Thursday, January 17, 2019

Make Way for Tomorrow

Make Way for Tomorrow; drama, USA, 1937; D: Leo McCarey, S: Beulah Bondi, Victor Moore, Thomas Mitchell, Fay Bainter

During dinner, Barkley and Lucy Cooper, a retired couple in their 60s, announce that they lost their home to the bank due to too high financial costs. Their five grown ups children are in a quandary: none of them is willing to accommodate their parents, since each of them is raising their own family. Lucy is sent to live in a small room in the New York apartment of her son George, while Barkley goes to the rural area, in the home of daughter Cora. Lucy seems to be a burden to George's wife Anita and teenage daughter Rhoda. Barkley tries to find a job to regain an own home, but catches a cold, which Cora uses as an excuse to try to send him to his other child, living in warm California. Before departing for California, Barkley spends a few hours with Lucy together, who is being sent to a retirement home.

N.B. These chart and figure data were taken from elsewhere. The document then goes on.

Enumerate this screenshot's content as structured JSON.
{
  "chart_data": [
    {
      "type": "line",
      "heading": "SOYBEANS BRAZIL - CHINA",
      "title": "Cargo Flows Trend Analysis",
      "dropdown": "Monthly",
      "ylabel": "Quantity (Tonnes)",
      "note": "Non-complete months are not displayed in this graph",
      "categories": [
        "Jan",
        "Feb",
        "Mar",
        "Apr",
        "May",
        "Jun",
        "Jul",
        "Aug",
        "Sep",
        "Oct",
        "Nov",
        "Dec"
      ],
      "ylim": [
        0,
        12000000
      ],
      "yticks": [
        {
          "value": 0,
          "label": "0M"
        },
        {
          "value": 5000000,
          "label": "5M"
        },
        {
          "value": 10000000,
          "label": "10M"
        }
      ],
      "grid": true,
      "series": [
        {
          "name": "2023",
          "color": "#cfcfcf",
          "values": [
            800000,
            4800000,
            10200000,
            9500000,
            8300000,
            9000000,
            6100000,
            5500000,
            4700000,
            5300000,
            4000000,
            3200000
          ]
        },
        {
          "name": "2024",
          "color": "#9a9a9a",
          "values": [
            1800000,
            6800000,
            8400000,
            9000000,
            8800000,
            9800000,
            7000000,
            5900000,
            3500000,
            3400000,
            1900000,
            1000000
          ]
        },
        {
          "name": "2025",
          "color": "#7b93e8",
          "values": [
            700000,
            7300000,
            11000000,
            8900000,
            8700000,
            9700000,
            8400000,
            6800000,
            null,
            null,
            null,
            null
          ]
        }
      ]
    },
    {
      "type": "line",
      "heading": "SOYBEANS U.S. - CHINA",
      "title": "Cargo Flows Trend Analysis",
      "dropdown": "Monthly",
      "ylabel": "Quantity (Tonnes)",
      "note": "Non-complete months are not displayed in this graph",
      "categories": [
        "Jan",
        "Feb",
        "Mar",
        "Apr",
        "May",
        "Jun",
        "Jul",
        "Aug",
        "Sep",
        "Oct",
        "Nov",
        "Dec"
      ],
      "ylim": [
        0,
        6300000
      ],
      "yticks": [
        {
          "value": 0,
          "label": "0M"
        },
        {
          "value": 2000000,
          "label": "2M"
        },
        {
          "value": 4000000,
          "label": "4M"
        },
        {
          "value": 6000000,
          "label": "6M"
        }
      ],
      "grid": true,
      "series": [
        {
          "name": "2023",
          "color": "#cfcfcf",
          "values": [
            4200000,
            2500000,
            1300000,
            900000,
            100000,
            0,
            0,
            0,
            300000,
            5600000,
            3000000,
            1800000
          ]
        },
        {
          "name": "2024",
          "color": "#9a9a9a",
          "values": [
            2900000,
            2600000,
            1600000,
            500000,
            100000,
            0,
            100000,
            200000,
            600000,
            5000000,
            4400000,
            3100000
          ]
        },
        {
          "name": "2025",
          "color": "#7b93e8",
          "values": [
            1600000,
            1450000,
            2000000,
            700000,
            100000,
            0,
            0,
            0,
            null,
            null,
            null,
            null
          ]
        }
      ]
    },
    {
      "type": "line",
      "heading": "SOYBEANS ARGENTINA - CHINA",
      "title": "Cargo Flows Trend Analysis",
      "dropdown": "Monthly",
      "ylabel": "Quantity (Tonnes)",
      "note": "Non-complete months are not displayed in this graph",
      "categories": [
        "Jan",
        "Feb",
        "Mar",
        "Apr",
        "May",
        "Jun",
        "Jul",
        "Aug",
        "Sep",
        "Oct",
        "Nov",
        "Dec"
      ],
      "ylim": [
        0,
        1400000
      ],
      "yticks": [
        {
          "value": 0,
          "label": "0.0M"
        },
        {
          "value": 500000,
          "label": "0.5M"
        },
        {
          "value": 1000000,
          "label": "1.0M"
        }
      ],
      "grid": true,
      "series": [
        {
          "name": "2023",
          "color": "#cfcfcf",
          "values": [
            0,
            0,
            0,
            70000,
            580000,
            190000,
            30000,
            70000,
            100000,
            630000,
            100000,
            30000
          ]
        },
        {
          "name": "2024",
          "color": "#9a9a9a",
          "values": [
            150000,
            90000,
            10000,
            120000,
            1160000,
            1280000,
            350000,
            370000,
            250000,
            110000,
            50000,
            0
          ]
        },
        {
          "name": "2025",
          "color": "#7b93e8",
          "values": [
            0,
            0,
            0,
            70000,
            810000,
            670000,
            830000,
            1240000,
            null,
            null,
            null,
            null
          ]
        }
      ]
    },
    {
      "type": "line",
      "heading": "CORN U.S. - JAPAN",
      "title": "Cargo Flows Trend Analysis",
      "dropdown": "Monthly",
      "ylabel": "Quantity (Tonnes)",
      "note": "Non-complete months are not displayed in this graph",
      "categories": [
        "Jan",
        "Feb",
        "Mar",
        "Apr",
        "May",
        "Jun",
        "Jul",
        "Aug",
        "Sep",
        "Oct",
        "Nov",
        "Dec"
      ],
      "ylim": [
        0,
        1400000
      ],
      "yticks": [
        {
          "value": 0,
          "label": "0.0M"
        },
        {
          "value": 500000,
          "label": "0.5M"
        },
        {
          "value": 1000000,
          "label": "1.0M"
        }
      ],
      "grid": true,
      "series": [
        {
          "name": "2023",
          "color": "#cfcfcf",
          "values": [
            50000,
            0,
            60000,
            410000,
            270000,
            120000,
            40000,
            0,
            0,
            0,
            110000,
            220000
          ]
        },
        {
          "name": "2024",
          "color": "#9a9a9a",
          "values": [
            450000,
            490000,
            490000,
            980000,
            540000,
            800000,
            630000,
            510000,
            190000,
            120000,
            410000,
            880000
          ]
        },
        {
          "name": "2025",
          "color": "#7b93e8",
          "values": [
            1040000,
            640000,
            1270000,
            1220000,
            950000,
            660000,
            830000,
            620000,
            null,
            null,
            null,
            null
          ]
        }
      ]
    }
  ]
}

Legend has it that when he received the best director Oscar for "The Awful Truth", Leo McCarey allegedly said: "Thanks, but you gave it to me for the wrong picture", alluding to the ignored drama "Make Way for Tomorrow", which he directed that same year. While "Duck Soup" is McCarey's best achievement, "Make Way" is also a very interesting film, an unassuming, bitter and depressive drama about the lack of any perspective during old age, which observes how a retired couple is faced to accept that their lives became redundant to the society. Elderly care is not quite a "high concept" for a film, yet it courageously dares to tackle the unpleasant topic through a low key, simple narrative built on small nuances and subtle observations about human relations. In one of the most memorable sequences, Anita asks her 17-year old daughter Rhoda to take grandmother Lucy out of the apartment, since their friends want to play bridge in peace. Rhoda takes Lucy to a cinema, but then exits the theatre to go out on a date. Two hours later, Rhoda hurriedly returns to the cinema and asks a woman to give her a summary of the film. Rhoda then finds Lucy waiting for her outside, feigning she liked the movie, until grandmother tells Rhoda she saw her exiting her boyfriend's car. Another sad moment has one of Lucy's daughters agreeing to take Lucy at her home, but her husband is against the idea: "When we married, I didn't ask my mother to live with us, did I?" It is a slow burning tragedy watching Lucy and Barkley getting tossed back and forth, as if they are a burden, and the movie itself seems to not know what the solution might be. However, McCarey directed the movie in a too monotone way at times, with a few 'rough' edges (why was it necessary for Lucy and Barkley to be separated? Wouldn't it have been far more constructive to have them stay together at a one of their kid's home?) and lack of inspiration, especially in the rather pointless last 20 minutes, though the main theme is so true and genuine one can forgive its flaws.